Generative Prompt

Sends a prompt to an LLM and returns the generated response.

Inputs

NameTypeDescription
PromptStringThe LLM prompt
TemperatureNumberMeasure of randomness in generated text (tune only if you know the impact)
ModelStringThe LLM model to use
Response FormatOptional ObjectOptional response format (JSON schema). Omit for free-form text.

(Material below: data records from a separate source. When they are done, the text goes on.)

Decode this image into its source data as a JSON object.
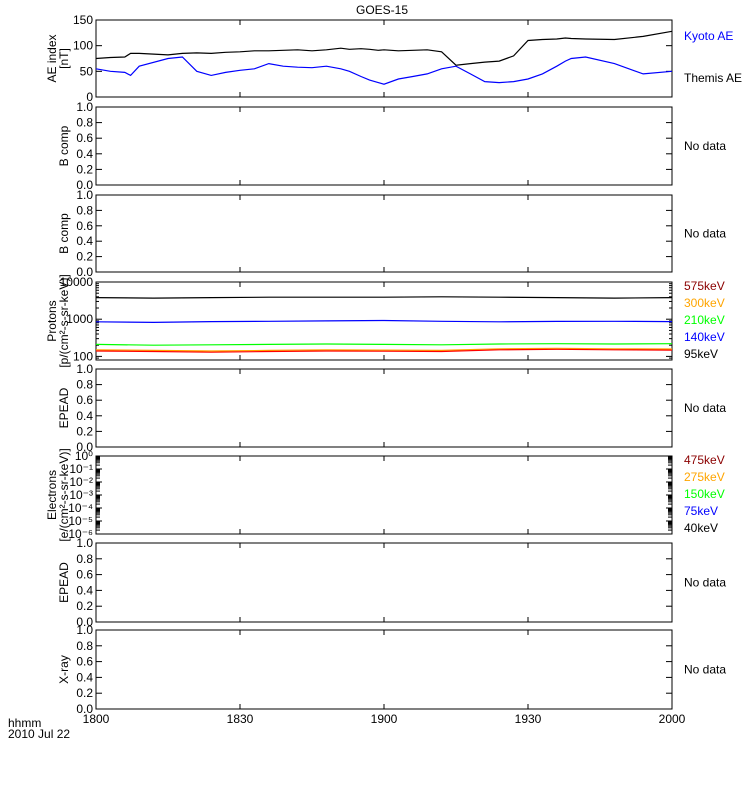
{
  "title": "GOES-15",
  "colors": {
    "frame": "#000000",
    "black": "#000000",
    "blue": "#0000ff",
    "green": "#00ff00",
    "orange": "#ffa500",
    "red": "#ff0000",
    "darkred": "#8b0000"
  },
  "x_axis": {
    "ticks": [
      "1800",
      "1830",
      "1900",
      "1930",
      "2000"
    ],
    "format_label": "hhmm",
    "date_label": "2010 Jul 22"
  },
  "chart_data": [
    {
      "type": "line",
      "ylabel": [
        "AE index",
        "[nT]"
      ],
      "ylim": [
        0,
        150
      ],
      "yticks": [
        0,
        50,
        100,
        150
      ],
      "ytick_labels": [
        "0",
        "50",
        "100",
        "150"
      ],
      "legend": [
        {
          "label": "Kyoto AE",
          "color": "blue"
        },
        {
          "label": "Themis AE",
          "color": "black"
        }
      ],
      "x": [
        0,
        5,
        10,
        12,
        15,
        25,
        30,
        35,
        40,
        45,
        50,
        55,
        60,
        65,
        70,
        75,
        80,
        85,
        88,
        92,
        95,
        98,
        100,
        105,
        110,
        115,
        120,
        125,
        130,
        135,
        140,
        145,
        150,
        155,
        160,
        163,
        165,
        170,
        180,
        190,
        200
      ],
      "series": [
        {
          "name": "Themis AE",
          "color": "black",
          "values": [
            75,
            77,
            78,
            85,
            85,
            82,
            85,
            86,
            85,
            87,
            88,
            90,
            90,
            91,
            92,
            90,
            92,
            95,
            93,
            94,
            93,
            91,
            92,
            90,
            91,
            92,
            88,
            62,
            65,
            68,
            70,
            80,
            110,
            112,
            113,
            115,
            114,
            113,
            112,
            118,
            128
          ]
        },
        {
          "name": "Kyoto AE",
          "color": "blue",
          "values": [
            55,
            50,
            48,
            42,
            60,
            75,
            78,
            50,
            42,
            48,
            52,
            55,
            65,
            60,
            58,
            57,
            60,
            55,
            50,
            40,
            33,
            28,
            25,
            35,
            40,
            45,
            55,
            60,
            45,
            30,
            28,
            30,
            35,
            45,
            60,
            70,
            75,
            78,
            65,
            45,
            50
          ]
        }
      ]
    },
    {
      "type": "line",
      "ylabel": [
        "B comp"
      ],
      "ylim": [
        0,
        1
      ],
      "yticks": [
        0,
        0.2,
        0.4,
        0.6,
        0.8,
        1.0
      ],
      "ytick_labels": [
        "0.0",
        "0.2",
        "0.4",
        "0.6",
        "0.8",
        "1.0"
      ],
      "status": "No data",
      "series": []
    },
    {
      "type": "line",
      "ylabel": [
        "B comp"
      ],
      "ylim": [
        0,
        1
      ],
      "yticks": [
        0,
        0.2,
        0.4,
        0.6,
        0.8,
        1.0
      ],
      "ytick_labels": [
        "0.0",
        "0.2",
        "0.4",
        "0.6",
        "0.8",
        "1.0"
      ],
      "status": "No data",
      "series": []
    },
    {
      "type": "line",
      "ylabel": [
        "Protons",
        "[p/(cm²-s-sr-keV)]"
      ],
      "ylim": [
        80,
        10000
      ],
      "log_scale": true,
      "yticks": [
        100,
        1000,
        10000
      ],
      "ytick_labels": [
        "100",
        "1000",
        "10000"
      ],
      "legend": [
        {
          "label": "575keV",
          "color": "darkred"
        },
        {
          "label": "300keV",
          "color": "orange"
        },
        {
          "label": "210keV",
          "color": "green"
        },
        {
          "label": "140keV",
          "color": "blue"
        },
        {
          "label": "95keV",
          "color": "black"
        }
      ],
      "x": [
        0,
        20,
        40,
        60,
        80,
        100,
        120,
        140,
        160,
        180,
        200
      ],
      "series": [
        {
          "name": "95keV",
          "color": "black",
          "values": [
            3800,
            3700,
            3800,
            3900,
            3900,
            3900,
            4000,
            3900,
            3800,
            3700,
            3800
          ]
        },
        {
          "name": "140keV",
          "color": "blue",
          "values": [
            850,
            820,
            860,
            880,
            900,
            920,
            880,
            850,
            870,
            880,
            860
          ]
        },
        {
          "name": "210keV",
          "color": "green",
          "values": [
            210,
            200,
            205,
            210,
            215,
            210,
            205,
            215,
            220,
            215,
            220
          ]
        },
        {
          "name": "300keV",
          "color": "orange",
          "values": [
            150,
            145,
            140,
            145,
            150,
            148,
            145,
            160,
            165,
            160,
            158
          ]
        },
        {
          "name": "575keV",
          "color": "red",
          "values": [
            140,
            135,
            130,
            135,
            140,
            138,
            135,
            150,
            155,
            150,
            148
          ]
        }
      ]
    },
    {
      "type": "line",
      "ylabel": [
        "EPEAD"
      ],
      "ylim": [
        0,
        1
      ],
      "yticks": [
        0,
        0.2,
        0.4,
        0.6,
        0.8,
        1.0
      ],
      "ytick_labels": [
        "0.0",
        "0.2",
        "0.4",
        "0.6",
        "0.8",
        "1.0"
      ],
      "status": "No data",
      "series": []
    },
    {
      "type": "line",
      "ylabel": [
        "Electrons",
        "[e/(cm²-s-sr-keV)]"
      ],
      "ylim": [
        -6,
        0
      ],
      "log_scale": true,
      "yticks": [
        0,
        -1,
        -2,
        -3,
        -4,
        -5,
        -6
      ],
      "ytick_labels": [
        "10⁰",
        "10⁻¹",
        "10⁻²",
        "10⁻³",
        "10⁻⁴",
        "10⁻⁵",
        "10⁻⁶"
      ],
      "legend": [
        {
          "label": "475keV",
          "color": "darkred"
        },
        {
          "label": "275keV",
          "color": "orange"
        },
        {
          "label": "150keV",
          "color": "green"
        },
        {
          "label": "75keV",
          "color": "blue"
        },
        {
          "label": "40keV",
          "color": "black"
        }
      ],
      "series": []
    },
    {
      "type": "line",
      "ylabel": [
        "EPEAD"
      ],
      "ylim": [
        0,
        1
      ],
      "yticks": [
        0,
        0.2,
        0.4,
        0.6,
        0.8,
        1.0
      ],
      "ytick_labels": [
        "0.0",
        "0.2",
        "0.4",
        "0.6",
        "0.8",
        "1.0"
      ],
      "status": "No data",
      "series": []
    },
    {
      "type": "line",
      "ylabel": [
        "X-ray"
      ],
      "ylim": [
        0,
        1
      ],
      "yticks": [
        0,
        0.2,
        0.4,
        0.6,
        0.8,
        1.0
      ],
      "ytick_labels": [
        "0.0",
        "0.2",
        "0.4",
        "0.6",
        "0.8",
        "1.0"
      ],
      "status": "No data",
      "series": []
    }
  ]
}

Model options: gemini-2.5-flash, azure-gpt-4o-mini, azure-gpt-4o, azure-gpt-5-mini, azure-gpt-5


Outputs

NameTypeDescription
ResponseStringThe LLM response
SuccessBooleanWhether the call was successful

Response format example

Use the Response Format input to constrain the LLM output to a JSON structure. Example:

{
  "type": "json_schema",
  "json_schema": {
    "name": "ConversationEvaluation",
    "description": "An evaluation of an E-commerce customer service conversation for a given criteria.",
    "schema": {
      "type": "object",
      "properties": {
        "explanation": {
          "description": "The explanation for the verdict, based on the rubric and conversation evidence.",
          "type": "string"
        },
        "score": {
          "description": "A score for the criterion on a 0.0-1.0 scale (in 0.1 increments)",
          "type": "number"
        }
      },
      "required": ["explanation", "score"],
      "additionalProperties": false
    }
  }
}

This produces structured output with explanation (string) and score (number).


Notes

  • The formatted response is returned as a string. If you expect an object, use the JSON Parse utility activity.